Father’s pride at son who followed in his footsteps by serving in the Duke of Wellington’s Regiment

Tom Wroe with his dad Mick
Tom Wroe with his dad Mick

There was never really any doubt that Tom Wroe would follow in his father’s footsteps.

Mick Wroe had served in the Duke of Wellington’s Regiment between 1984 and 2006, rising to Sergeant, following his two older brothers and his father into a military career.

Tom Wroe

Tom Wroe

“It’s what I always wanted to do,” says Mick, who trained at Strensall Barracks in North Yorkshire, and served in Gibraltar, the UK, Belize, Northern Ireland, Norway, Canada, Sinai, Kosovo, Germany and Iraq.

“You mainly stayed in one camp for a couple of years and moved on in those days.

“They were really good times.

“It’s a family regiment, and they do look after you.”

Gareth Thursby and Tom Wroe

Gareth Thursby and Tom Wroe

And from an early age, his son Tom was destined to follow suit.

“He was gutted that he wasn’t going to be a Duke. By the time he joined, it had changed into the Yorkshire Regiment.

“He’d grown up with the Army. Tom joined the Cadets, and wanted to be in the Army from an early age.

“He got the rank of Corporal in the Cadets, then he went to the Army Foundation College straight from school.

“He was a good little soldier. He rose to Junior Sergeant at the college, and then went into the Yorkshire Regiment, but he was too young to deploy to Afghanistan, so he stayed back doing his training until he was 18, when he volunteered to go to Afghanistan.

“Tom was very proud to be in the British Army and he fitted in really well with his platoon. But a couple of months later, that was him....”

Tom, whose nickname in the Platoon was Baby General, was just 18 when he died alongside 29-year-old Platoon Sergeant Gareth Thursby when a man in an Afghan police uniform feigned injury and turned his gun on them when they went to his aid at a security checkpoint in Helmand province.

“It’s six years since it happened,” says Mike. “You don’t think it’ll happen to your kid.

“We got told on a Saturday. It was just a normal evening, half-past-six, making tea, and there was a knock on the door.

“Two blokes were there, they showed their ID card and I let them in.

“You know something’s wrong but you don’t know how serious it is until they tell you.

“They tell you to sit down, they tell you, and it totally changes your life.

“The first 12 months after it happened was just a whirlwind.

“You get told, then you have to do the press and everything. But you do get looked after.

“You get a visiting officer who looks after you from day one, and ours was Colour Sergeant Maurice Crossley, who I knew from my time in the Army, and that helped.

“Then you’re just waiting for the repatriation, and then the funeral, and all the organised functions and fundraisers after that.
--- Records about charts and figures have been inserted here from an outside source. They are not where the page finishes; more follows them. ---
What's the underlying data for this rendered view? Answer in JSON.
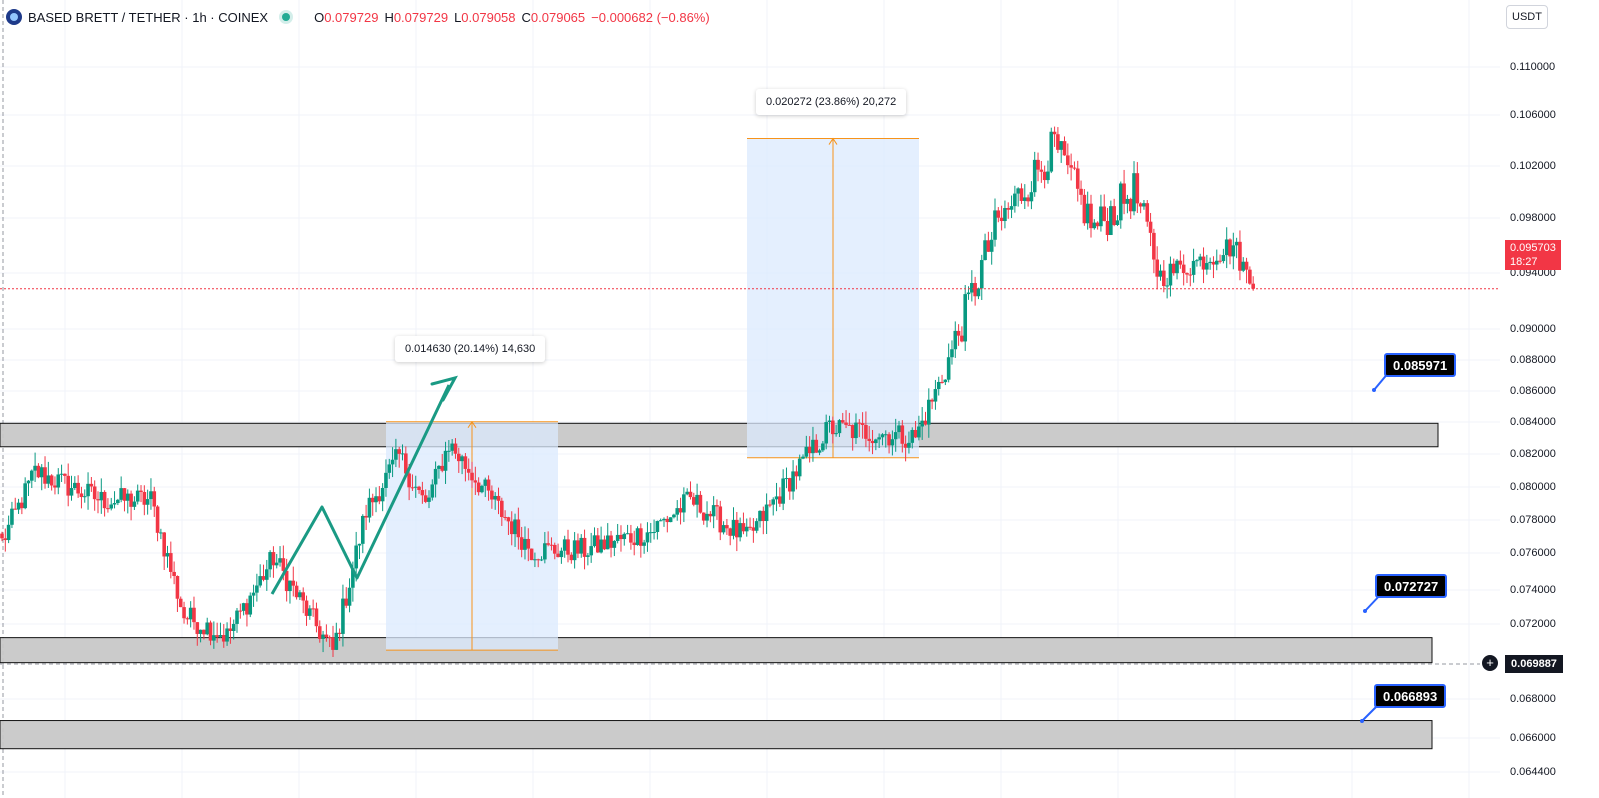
{
  "header": {
    "symbol": "BASED BRETT / TETHER · 1h · COINEX",
    "ohlc": [
      {
        "key": "O",
        "value": "0.079729"
      },
      {
        "key": "H",
        "value": "0.079729"
      },
      {
        "key": "L",
        "value": "0.079058"
      },
      {
        "key": "C",
        "value": "0.079065"
      }
    ],
    "change": "−0.000682 (−0.86%)"
  },
  "currency_button": "USDT",
  "price_axis": {
    "ticks": [
      "0.110000",
      "0.106000",
      "0.102000",
      "0.098000",
      "0.094000",
      "0.090000",
      "0.088000",
      "0.086000",
      "0.084000",
      "0.082000",
      "0.080000",
      "0.078000",
      "0.076000",
      "0.074000",
      "0.072000",
      "0.068000",
      "0.066000",
      "0.064400"
    ]
  },
  "last_price": {
    "price": "0.095703",
    "countdown": "18:27"
  },
  "crosshair": {
    "price": "0.069887"
  },
  "levels": [
    {
      "label": "0.085971"
    },
    {
      "label": "0.072727"
    },
    {
      "label": "0.066893"
    }
  ],
  "measurements": [
    {
      "label": "0.014630 (20.14%) 14,630"
    },
    {
      "label": "0.020272 (23.86%) 20,272"
    }
  ],
  "colors": {
    "up": "#089981",
    "down": "#f23645",
    "zone_fill": "#c8c8c8",
    "measure_fill": "#dbeafe",
    "measure_line": "#f7931a",
    "arrow": "#1a9a84",
    "callout_border": "#2962ff"
  },
  "chart_data": {
    "type": "candlestick",
    "timeframe": "1h",
    "approx_close_path": [
      {
        "i": 0,
        "close": 0.0795
      },
      {
        "i": 10,
        "close": 0.084
      },
      {
        "i": 30,
        "close": 0.0822
      },
      {
        "i": 45,
        "close": 0.0822
      },
      {
        "i": 55,
        "close": 0.0748
      },
      {
        "i": 68,
        "close": 0.0735
      },
      {
        "i": 82,
        "close": 0.0785
      },
      {
        "i": 93,
        "close": 0.0748
      },
      {
        "i": 100,
        "close": 0.0725
      },
      {
        "i": 110,
        "close": 0.0815
      },
      {
        "i": 120,
        "close": 0.085
      },
      {
        "i": 128,
        "close": 0.0818
      },
      {
        "i": 135,
        "close": 0.0858
      },
      {
        "i": 148,
        "close": 0.0822
      },
      {
        "i": 160,
        "close": 0.079
      },
      {
        "i": 176,
        "close": 0.079
      },
      {
        "i": 196,
        "close": 0.0802
      },
      {
        "i": 208,
        "close": 0.0822
      },
      {
        "i": 225,
        "close": 0.0797
      },
      {
        "i": 238,
        "close": 0.0835
      },
      {
        "i": 250,
        "close": 0.0868
      },
      {
        "i": 276,
        "close": 0.0862
      },
      {
        "i": 285,
        "close": 0.0905
      },
      {
        "i": 300,
        "close": 0.0995
      },
      {
        "i": 318,
        "close": 0.1048
      },
      {
        "i": 330,
        "close": 0.0995
      },
      {
        "i": 342,
        "close": 0.102
      },
      {
        "i": 350,
        "close": 0.0965
      },
      {
        "i": 362,
        "close": 0.0975
      },
      {
        "i": 372,
        "close": 0.0985
      },
      {
        "i": 378,
        "close": 0.0957
      }
    ],
    "horizontal_zones": [
      {
        "top": 0.0871,
        "bottom": 0.0856
      },
      {
        "top": 0.0734,
        "bottom": 0.0718
      },
      {
        "top": 0.0681,
        "bottom": 0.0663
      }
    ],
    "range_measures": [
      {
        "from": 0.0726,
        "to": 0.0872,
        "delta": 0.01463,
        "pct": 20.14
      },
      {
        "from": 0.0849,
        "to": 0.1053,
        "delta": 0.020272,
        "pct": 23.86
      }
    ],
    "y_range": [
      0.0643,
      0.1116
    ],
    "grid": true
  }
}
Our feet didn’t touch the ground.

“But nothing is the same.

“Before they go to war, they write ‘last letters’, and Tom phoned me at the time, crying his eyes out writing these last letters.

“After everything, you’re waiting for these letters, to read what his last words were.

“That was awful, upsetting, tearful.”

The passage of time hasn’t dulled the pain. The memories are still clear, the emotions are still raw.

“We go and see him regularly, have a chat with him, look after his grave, cut his grass.

“But your whole life changes after that. Four is down to three. Things like setting the table, you’re setting it for three, not four.

“It’ll never go away, but you’ve just got to live with it.

“You do wonder what rank he’d be.

“I think he’d be well up the ranks, definitely a Corporal by now.

“He was a popular character, a real laugh.

“He had a really promising career. He would have done well.

“To achieve what he achieved, and earn the respect he did from his platoon in the little time he did, We are so proud of our Tom.

“Tom will never be forgotten alongside Gareth and all the fallen. Remembrance is every day. V.F.C.”

Mick says the regimental memorial, set to be unveiled in Halifax in May, will be a fitting tribute to those who have served in the Dukes.

The statue will be placed at Woolshops in Halifax town centre, and Mick will be there, along with his wife Claire and scores of former Dukes, to see it for the first time.

“It’s for everyone, the fallen and the living,” he said. “It’s a good thing.

“It’s there forever isn’t it. For people to look, reminisce.

“I think it’s important people know about their own Yorkshire Regiment, what they’ve done, where they’re going. It’s everyday history.

“They’re the people that give us our freedom.

“It’ll be nice to let people know the Regiment still exists in some form and the name lives on.

“I’m looking forward to seeing it and having a chat with people, meeting up with them.”

Mick was deeply touched by the regiment’s presence at his son Tom’s funeral six years ago, which he says exemplifies the bonds created in the Dukes.

He added: “There were so many Dukes at the funeral, with their red ties on.

“They’re always there for you. You don’t have to see anyone for years, but if you see them in the street, you pick up where you left off years before.

“There’s real comradeship.

“They have two reunions a year in Halifax and they take over the venue. They’re always good meet-ups.

“Once you’re a Duke, you’re always a Duke.”